Barbara Klingensmith runs the epicenter of food banks in the county located in Orwell, a township south of Ashtabula. Her food bank collects food from the Cleveland Food Bank and then distributes it to the other food banks in the county.
”A lot of what we’re seeing to, we’re seeing more and more grandparents raising grandchildren. In 2021, 34 percent of the individuals that are accessing food pantries are now our senior citizens over the age of 60,” said Klingensmith, the Executive Director of the Country Neighbor Program.
Accounting for all food subsidies, food bank support, and help from friends and family, people living in Ashtabula County miss a total of roughly 4.6 million meals per year, because they can’t afford them according to a report from Gray’s InvestigateTV.
”Transportation has always been a challenge in Ashtabula County,” said Klingensmith.
The county is pretty spread out, so a lot of people don’t have a grocery store like Giant Eagle in walking distance from their home.
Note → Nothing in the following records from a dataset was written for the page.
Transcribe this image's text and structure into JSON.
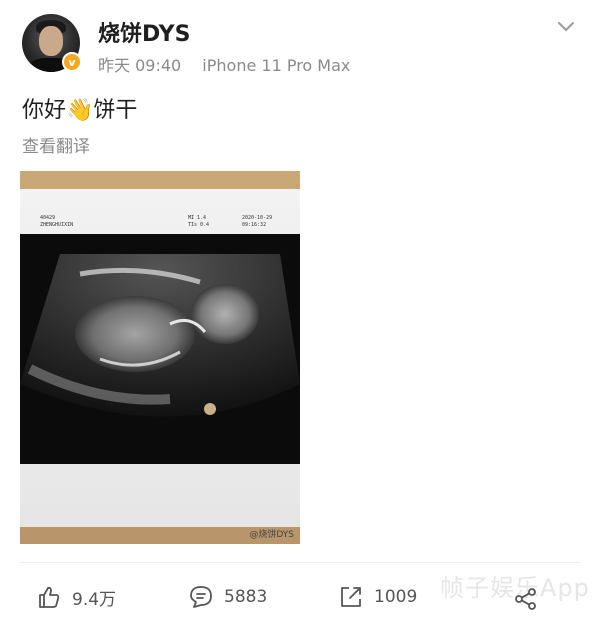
{
  "post": {
    "author": "烧饼DYS",
    "verified_badge": "v",
    "time": "昨天 09:40",
    "device": "iPhone 11 Pro Max",
    "text_before": "你好",
    "emoji": "👋",
    "text_after": "饼干",
    "translate_label": "查看翻译",
    "image": {
      "watermark": "@烧饼DYS",
      "scan_header_left": [
        "40429",
        "ZHENGHUIXIN"
      ],
      "scan_header_right": [
        "MI 1.4",
        "TIs 0.4",
        "2020-10-29",
        "09:16:32"
      ]
    }
  },
  "actions": {
    "like_count": "9.4万",
    "comment_count": "5883",
    "repost_count": "1009"
  },
  "overlay_watermark": {
    "text": "帧子娱乐App"
  },
  "colors": {
    "badge": "#f5a623",
    "secondary_text": "#8a8a8a"
  }
}
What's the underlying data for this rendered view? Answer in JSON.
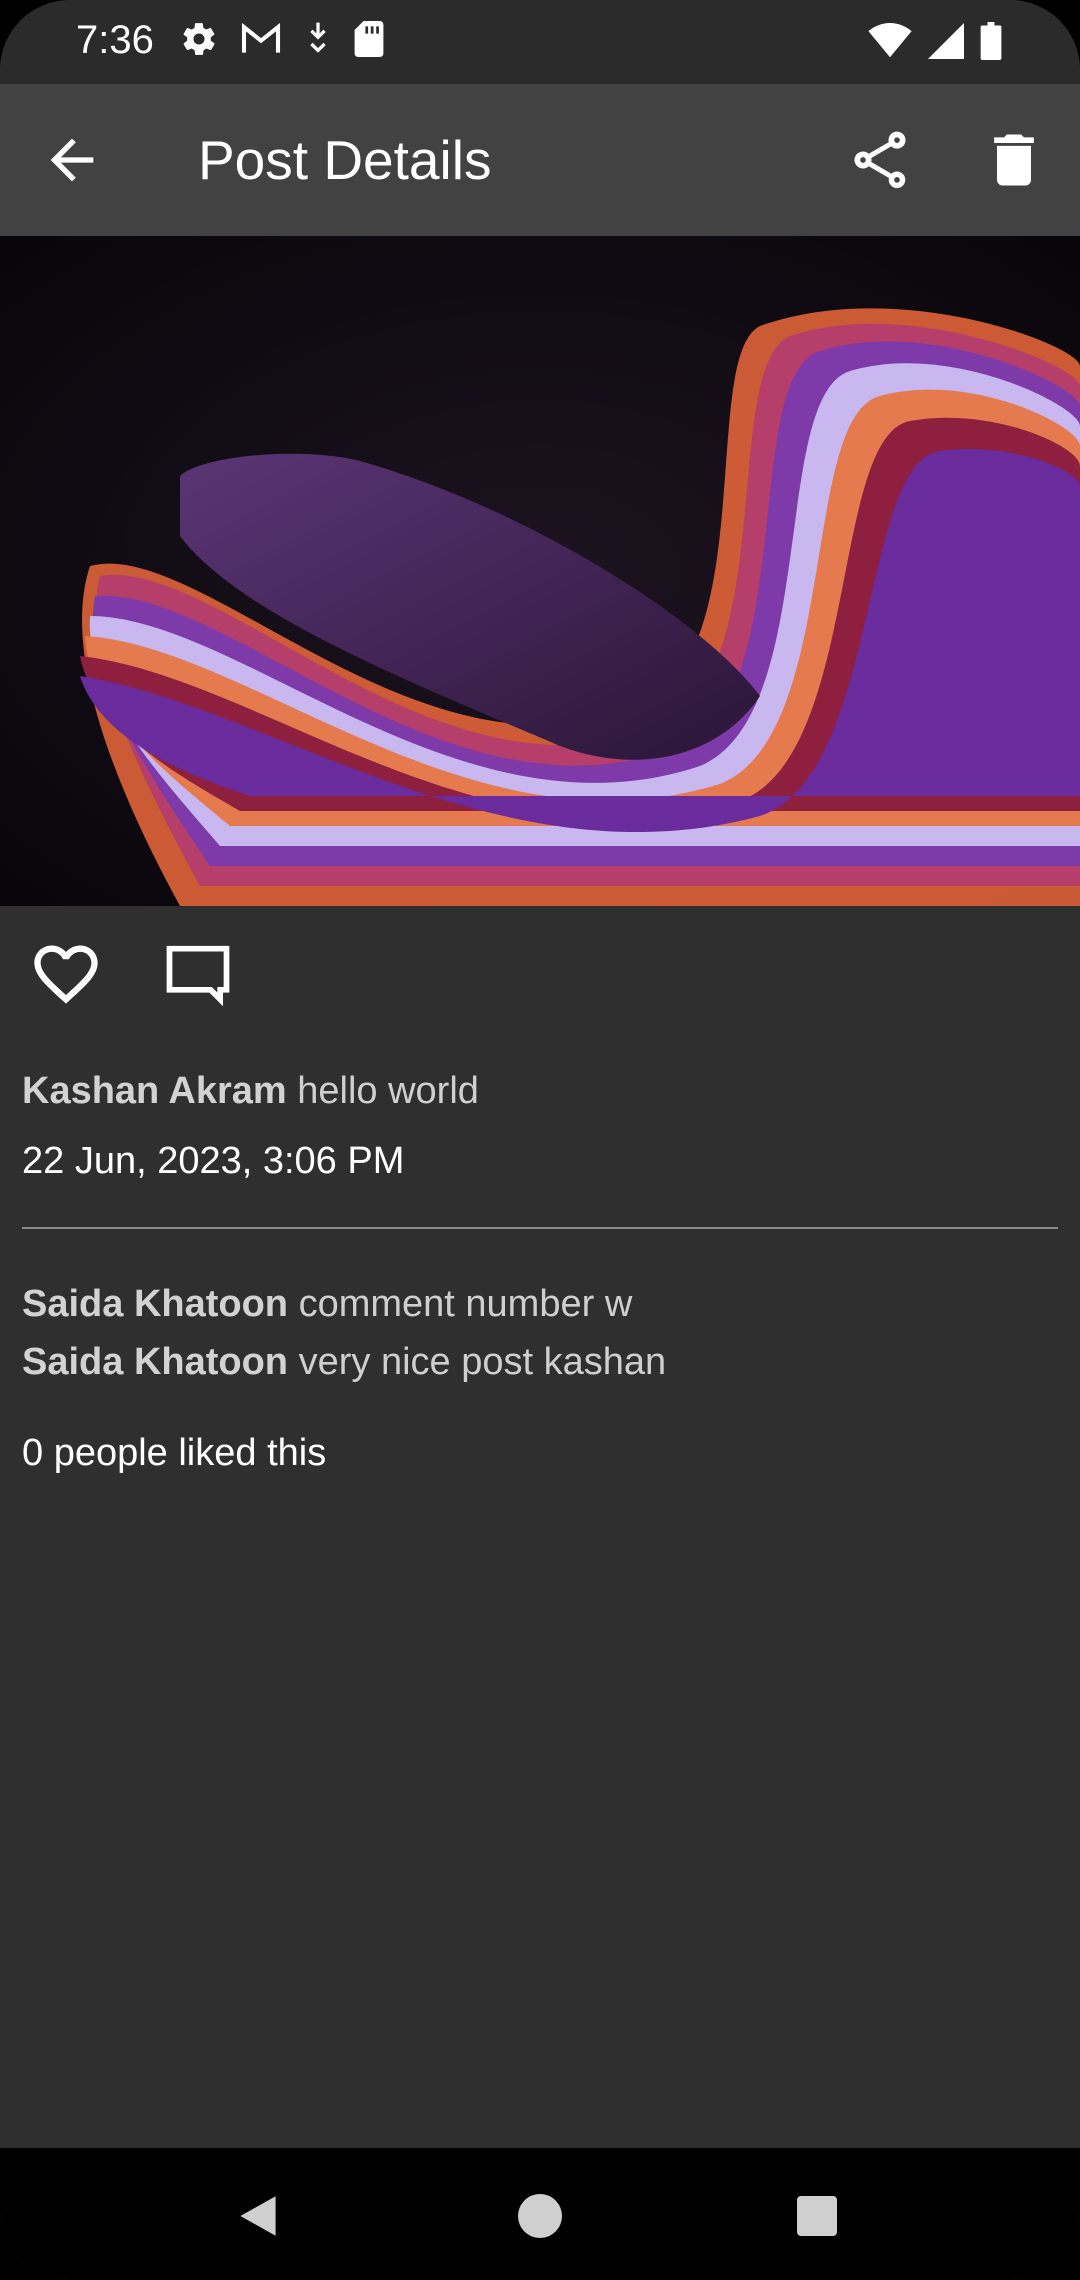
{
  "status_bar": {
    "time": "7:36",
    "left_icons": [
      "settings-icon",
      "gmail-icon",
      "download-icon",
      "sd-card-icon"
    ],
    "right_icons": [
      "wifi-icon",
      "signal-icon",
      "battery-icon"
    ]
  },
  "app_bar": {
    "title": "Post Details",
    "back_icon": "arrow-back-icon",
    "share_icon": "share-icon",
    "delete_icon": "delete-icon"
  },
  "post": {
    "image": "abstract-colorful-wave-image",
    "author": "Kashan Akram",
    "caption": "hello world",
    "date": "22 Jun, 2023, 3:06 PM",
    "like_icon": "heart-outline-icon",
    "comment_icon": "comment-outline-icon"
  },
  "comments": [
    {
      "author": "Saida Khatoon",
      "text": "comment number w"
    },
    {
      "author": "Saida Khatoon",
      "text": "very nice post kashan"
    }
  ],
  "likes_text": "0 people liked this",
  "colors": {
    "background": "#2f2f2f",
    "app_bar": "#424242",
    "status_bar": "#2b2b2b",
    "nav_bar": "#000000"
  }
}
This is why they may end up shopping at a gas station, and if they do it’s certainly not saving them any money.
”We’re lucky that we have a vehicle that we can get where we need to go,” said Baker.
However, some people aren’t. That’s why the 19 News Investigative Team went into a gas station and Giant Eagle to compare prices. They found a box of cereal at a gas station is $4.49 and at Giant Eagle, it’s $3.79. Some may say ‘oh that’s just a dollar difference’, but every penny counts especially when you’re on a tight budget.
Ashtabula County Community Action Agency is building a program to combat hunger and transportation issues. It’s called The Pathways Community HUB. The program leader said it would serve Ashtabula, Lake, and Geauga Counties. The HUB will target those on Medicaid. This program will give people access to resources helping them get food, transportation, and the emotional and mental support they need. If someone is not on Medicaid, the program will work with you to get on Medicaid if you qualify.
The program is expected to launch in January 2022, giving people in this community much-needed relief.